Cloudflare is a very good network acceleration CDN and security protection service. Many websites want to connect to CloudFlare CDN, but there is a problem that the NS server of the website domain name needs to be modified. Many people do not want to modify the NS server of the domain name, so there are many Cloudflare Partner access management, which can directly use IP or CNAME to access the CDN.

However, CloudFlare has stopped most of the Cloudflare Partner API services, resulting in many people who want to directly access CloudFlare CDN through CNAME or IP unable to find a good way. Fortunately, CloudFlare for SaaS recently adjusted the free quota. It used to charge 2USD/month per domain name.

Now CloudFlare for SaaS not only provides 100 domain names for free, but also charges 0.1USD/month for each domain name after the quota is exceeded. This quota can be said to be enough for everyone. CloudFlare for SaaS has a very useful feature: self-hosting. Using this custom hosting function, domain names that are not connected to CloudFlare can be quickly connected.

cloudflare's cdn accelerates website and optimizes ip

 

1. Preparation stage

 

  1. Enabling Cloudflare for SaaS requires adding a payment credit card (UnionPay is supported) or PayPal
  2. Prepare two domain names, the main domain name and the transfer domain name back to the source (the transfer domain name must be connected to cf, the main domain name is optional, the demonstrations in this article are all connected to cf)
  3. Source server: the destination server IP that ultimately needs to be accessed

 

2. Enable CloudFlare for SaaS by transferring the domain name back to the source.

 

1. First add an A record to resolve to the source IP and enable the proxy.

cloudflare's cdn accelerates website and optimizes ip

 

2. Operate custom host name

Open the SSL/TLS settings for the domain name that is connected to CloudFlare for transit, select "Custom host name", and add the host name to the final target domain name. And add the domain name just resolved as the fallback source.

cloudflare's cdn accelerates website and optimizes ip

 

3. Verify valid status

Verify the txt certificate given by the custom host name and resolve it in the dns of the main domain name.

cloudflare's cdn accelerates website and optimizes ip

 

Wait for a while and then transfer back to the source domain name to refresh the status of the custom host name. (@ here represents ooly.cc)

cloudflare's cdn accelerates website and optimizes ip

After waiting for the status to become valid, start selecting your own IP; remember to renew the certificate once a year!
Note: After the certificate is valid, the primary domain name deletes the record added by the primary domain name above! Don’t delete the custom host of the source domain name.

 

3. Preferred / self-selected IP

1. Connect the main domain name to a service provider that supports sub-operator resolution (please skip if already connected). We recommend a few free ones: Huawei Cloud DNS, Qingyun DNS [recommended method, you can also use CloudFlare directly]

2. Use the following script to select an IP. Remember to test it with devices from different operators:

The most famous project of Cloudflare ST is powerful but requires downloading the executable file corresponding to the system and architecture.

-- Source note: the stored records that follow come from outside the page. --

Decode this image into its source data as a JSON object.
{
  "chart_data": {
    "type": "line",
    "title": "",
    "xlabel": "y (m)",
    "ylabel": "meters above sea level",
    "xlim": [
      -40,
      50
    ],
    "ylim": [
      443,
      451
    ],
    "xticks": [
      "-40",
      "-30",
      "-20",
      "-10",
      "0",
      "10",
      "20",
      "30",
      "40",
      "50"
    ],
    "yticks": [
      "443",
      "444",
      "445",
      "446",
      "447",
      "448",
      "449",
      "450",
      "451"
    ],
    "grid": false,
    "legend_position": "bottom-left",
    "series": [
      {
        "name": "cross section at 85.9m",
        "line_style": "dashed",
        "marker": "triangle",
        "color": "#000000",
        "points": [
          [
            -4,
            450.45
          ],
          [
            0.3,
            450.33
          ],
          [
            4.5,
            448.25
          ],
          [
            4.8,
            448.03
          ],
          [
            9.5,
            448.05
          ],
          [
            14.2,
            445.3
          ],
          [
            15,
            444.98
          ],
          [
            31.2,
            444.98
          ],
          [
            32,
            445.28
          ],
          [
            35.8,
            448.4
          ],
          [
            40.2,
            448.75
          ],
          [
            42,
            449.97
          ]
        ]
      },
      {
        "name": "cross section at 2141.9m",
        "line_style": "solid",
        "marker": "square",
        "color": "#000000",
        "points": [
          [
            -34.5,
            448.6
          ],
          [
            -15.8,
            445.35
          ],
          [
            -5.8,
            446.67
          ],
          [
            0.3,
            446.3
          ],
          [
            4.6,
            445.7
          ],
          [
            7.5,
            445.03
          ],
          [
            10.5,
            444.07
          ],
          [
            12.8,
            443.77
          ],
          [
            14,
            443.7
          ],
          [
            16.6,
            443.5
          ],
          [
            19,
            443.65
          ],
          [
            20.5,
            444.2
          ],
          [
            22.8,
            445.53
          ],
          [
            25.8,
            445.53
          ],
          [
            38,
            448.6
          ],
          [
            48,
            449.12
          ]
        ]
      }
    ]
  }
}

Better Cloudflare IP is based on bat and bash, simple and versatile.

 

4. The main domain name points to the IP of your choice (choose one)

Delete the “TXT” verification record and CNAME record you just added

Point the primary domain name to an IP of your choice or a preferred domain name

(Note: If your main domain name is on Cloudflare, the proxy status here needs to be changed to "DNS Only")

 

1. The CNAME record points to the domain name with the preferred IP

You can add a domain name that dynamically resolves the preferred IP before this, and then the main domain name CNAME points to this domain name.

cloudflare's cdn accelerates website and optimizes ip

 

2.A record points to the already preferred IP

cloudflare's cdn accelerates website and optimizes ip

 

5. Precautions

  • The origin site uses the SSL certificate of the primary domain name, and do not use the SSL certificate of the back-to-origin domain name.
  • The primary domain name can directly use the 15-year source server certificate on cloudflare (note: the source server certificate is not a client certificate!).
  • Deleting the custom hostname of the "source domain name" will cause the "primary domain name" to return to the origin (unreachable).
  • You cannot change the "main domain name" CNMAE to the "source domain name", such as:a.com(Main) CNAMEb.com(Source), writing that both the main domain name and the source domain name are accessible does not achieve the desired effect. This is only used as the initial certificate verification. After verifying the main domain name of the certificate, please delete these two verification records.
  • Remember to regularly check if your chosen IP is available.